Similmente, anche se non è il numero di coloro che pregano che può spingere Geova Dio ad agire, egli evidentemente osserva fino a che punto i suoi servitori come corpo si mostrano partecipi, e interviene quando questi tutti insieme mostrano preoccupazione profonda e interessamento unito. (Confronta Esodo 2:23-25). Se si mostra apatia, o qualcosa del genere, Dio può evitare d’intervenire. Si notino le interruzioni e il ritardo che subì la ricostruzione del tempio di Gerusalemme, progetto che per qualche tempo non fu ben sostenuto (Esd. 4:4-7, 23, 24; Agg. 1:2-12), in paragone con la ricostruzione delle mura della città portata a termine in soli cinquantadue giorni all’epoca di Neemia, grazie alla preghiera e alla buona partecipazione. (Nee. 2:17-20; 4:4-23; 6:15) Scrivendo alla congregazione di Corinto, Paolo dice che Dio l’aveva liberato dal pericolo di morte, e afferma: “Anche voi potete aiutarci con la vostra supplicazione per noi, onde siano da molti rese grazie a nostro favore per ciò che ci è benignamente dato a motivo di molte facce supplichevoli”. (II Cor. 1:8-11; confronta Filippesi 1:12-20). Viene messo continuamente in risalto il potere della preghiera d’intercessione, sia da parte di un singolo individuo che di un gruppo. A proposito del ‘pregare gli uni per gli altri’ Giacomo dice: “La supplicazione del giusto, quando opera, ha molta forza”. — Giac. 5:14-20; confronta Genesi 20:7, 17; II Tessalonicesi 3:1, 2; Ebrei 13:18, 19.

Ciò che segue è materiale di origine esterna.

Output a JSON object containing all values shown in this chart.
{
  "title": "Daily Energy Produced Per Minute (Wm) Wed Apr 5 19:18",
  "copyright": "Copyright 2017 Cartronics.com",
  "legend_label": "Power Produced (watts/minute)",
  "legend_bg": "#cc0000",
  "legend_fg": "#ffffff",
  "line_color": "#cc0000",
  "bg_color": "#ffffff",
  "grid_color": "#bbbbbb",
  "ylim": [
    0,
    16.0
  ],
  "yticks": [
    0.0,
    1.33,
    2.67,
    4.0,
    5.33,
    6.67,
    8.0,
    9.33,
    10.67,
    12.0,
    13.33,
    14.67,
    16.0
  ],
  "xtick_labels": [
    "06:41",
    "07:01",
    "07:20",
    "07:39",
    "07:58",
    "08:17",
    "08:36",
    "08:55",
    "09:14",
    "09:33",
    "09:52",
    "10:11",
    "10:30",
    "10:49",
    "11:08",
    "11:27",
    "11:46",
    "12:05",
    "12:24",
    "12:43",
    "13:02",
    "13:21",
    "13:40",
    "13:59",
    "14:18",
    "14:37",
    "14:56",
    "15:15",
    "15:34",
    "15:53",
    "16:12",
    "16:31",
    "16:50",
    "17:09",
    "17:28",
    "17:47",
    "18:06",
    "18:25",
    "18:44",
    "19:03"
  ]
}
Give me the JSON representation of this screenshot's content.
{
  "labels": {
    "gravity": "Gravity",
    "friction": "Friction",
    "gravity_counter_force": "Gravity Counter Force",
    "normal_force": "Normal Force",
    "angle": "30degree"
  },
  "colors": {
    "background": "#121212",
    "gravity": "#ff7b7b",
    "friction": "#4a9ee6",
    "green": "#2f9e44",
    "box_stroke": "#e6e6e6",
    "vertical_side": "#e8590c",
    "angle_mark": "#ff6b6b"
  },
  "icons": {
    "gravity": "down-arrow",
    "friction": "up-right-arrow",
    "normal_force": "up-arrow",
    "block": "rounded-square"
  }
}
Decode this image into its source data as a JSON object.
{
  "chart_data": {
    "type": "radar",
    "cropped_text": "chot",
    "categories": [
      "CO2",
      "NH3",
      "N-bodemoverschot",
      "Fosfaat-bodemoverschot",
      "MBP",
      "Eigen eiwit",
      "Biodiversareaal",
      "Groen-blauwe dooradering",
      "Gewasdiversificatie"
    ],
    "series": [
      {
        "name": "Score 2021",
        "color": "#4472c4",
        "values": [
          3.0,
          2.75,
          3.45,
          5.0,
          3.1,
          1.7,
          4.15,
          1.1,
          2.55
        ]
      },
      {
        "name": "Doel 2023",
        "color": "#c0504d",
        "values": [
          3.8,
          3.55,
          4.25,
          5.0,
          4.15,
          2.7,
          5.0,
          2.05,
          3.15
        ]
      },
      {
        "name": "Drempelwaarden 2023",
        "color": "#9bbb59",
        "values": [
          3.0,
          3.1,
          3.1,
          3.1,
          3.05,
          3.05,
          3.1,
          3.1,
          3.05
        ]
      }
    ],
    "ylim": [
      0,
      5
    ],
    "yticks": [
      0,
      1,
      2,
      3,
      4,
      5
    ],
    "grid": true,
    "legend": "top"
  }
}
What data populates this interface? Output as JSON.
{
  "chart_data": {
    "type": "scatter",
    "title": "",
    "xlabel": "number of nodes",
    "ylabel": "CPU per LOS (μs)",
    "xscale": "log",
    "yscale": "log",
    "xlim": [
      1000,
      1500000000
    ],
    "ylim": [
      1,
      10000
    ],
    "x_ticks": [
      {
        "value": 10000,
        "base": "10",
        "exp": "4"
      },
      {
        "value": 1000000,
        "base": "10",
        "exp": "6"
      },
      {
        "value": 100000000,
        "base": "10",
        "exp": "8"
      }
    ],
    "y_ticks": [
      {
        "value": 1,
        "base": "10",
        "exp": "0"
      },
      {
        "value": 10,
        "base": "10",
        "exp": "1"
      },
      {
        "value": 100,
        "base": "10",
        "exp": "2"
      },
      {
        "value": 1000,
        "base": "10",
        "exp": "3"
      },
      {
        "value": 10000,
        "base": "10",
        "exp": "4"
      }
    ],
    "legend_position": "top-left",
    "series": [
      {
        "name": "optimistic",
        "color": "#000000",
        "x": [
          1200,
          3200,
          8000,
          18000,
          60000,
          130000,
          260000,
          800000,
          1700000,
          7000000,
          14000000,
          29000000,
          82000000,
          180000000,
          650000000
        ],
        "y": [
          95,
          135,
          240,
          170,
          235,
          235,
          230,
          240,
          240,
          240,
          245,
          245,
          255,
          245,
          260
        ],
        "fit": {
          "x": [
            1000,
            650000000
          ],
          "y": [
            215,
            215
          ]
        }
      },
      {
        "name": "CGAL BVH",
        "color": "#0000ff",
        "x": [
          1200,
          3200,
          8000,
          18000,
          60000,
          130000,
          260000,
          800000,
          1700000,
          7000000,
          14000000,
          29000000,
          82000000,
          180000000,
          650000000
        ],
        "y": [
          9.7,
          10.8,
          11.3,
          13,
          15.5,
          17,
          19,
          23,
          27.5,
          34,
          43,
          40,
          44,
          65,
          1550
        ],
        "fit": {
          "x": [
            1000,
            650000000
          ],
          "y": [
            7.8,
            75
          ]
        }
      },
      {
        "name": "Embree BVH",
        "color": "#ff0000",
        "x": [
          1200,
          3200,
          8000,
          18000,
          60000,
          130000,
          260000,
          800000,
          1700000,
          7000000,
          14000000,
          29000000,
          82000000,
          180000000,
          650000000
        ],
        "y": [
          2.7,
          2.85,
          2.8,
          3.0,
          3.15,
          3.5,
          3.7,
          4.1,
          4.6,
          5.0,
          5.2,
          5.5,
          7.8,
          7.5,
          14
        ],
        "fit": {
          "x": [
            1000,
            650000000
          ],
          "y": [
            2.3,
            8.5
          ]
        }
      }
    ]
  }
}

È pure degno di nota che presentando spesso il proprio caso a Geova, il Sovrano Signore, chi prega presenta le sue ragioni per cui ritiene che la sua richiesta sia giusta, insieme alle prove che i suoi motivi sono giusti e disinteressati, e che altri fattori hanno più peso dei suoi stessi interessi o delle sue stesse considerazioni. Può darsi che sia in gioco l’onore del nome stesso di Dio, o il bene del suo popolo, oppure l’effetto che potrebbe avere sui presenti un’azione da parte di Dio o il suo rifiuto d’intervenire. Si può far appello alla giustizia di Dio, alla sua amorevole benignità e al fatto che è un Dio misericordioso. (Confronta Genesi 18:22-33; 19:18-20; Esodo 32:11-14; II Re 20:1-5; Esdra 8:21-23). Anche Cristo Gesù “intercede” a favore dei suoi fedeli seguaci. — Rom. 8:33, 34.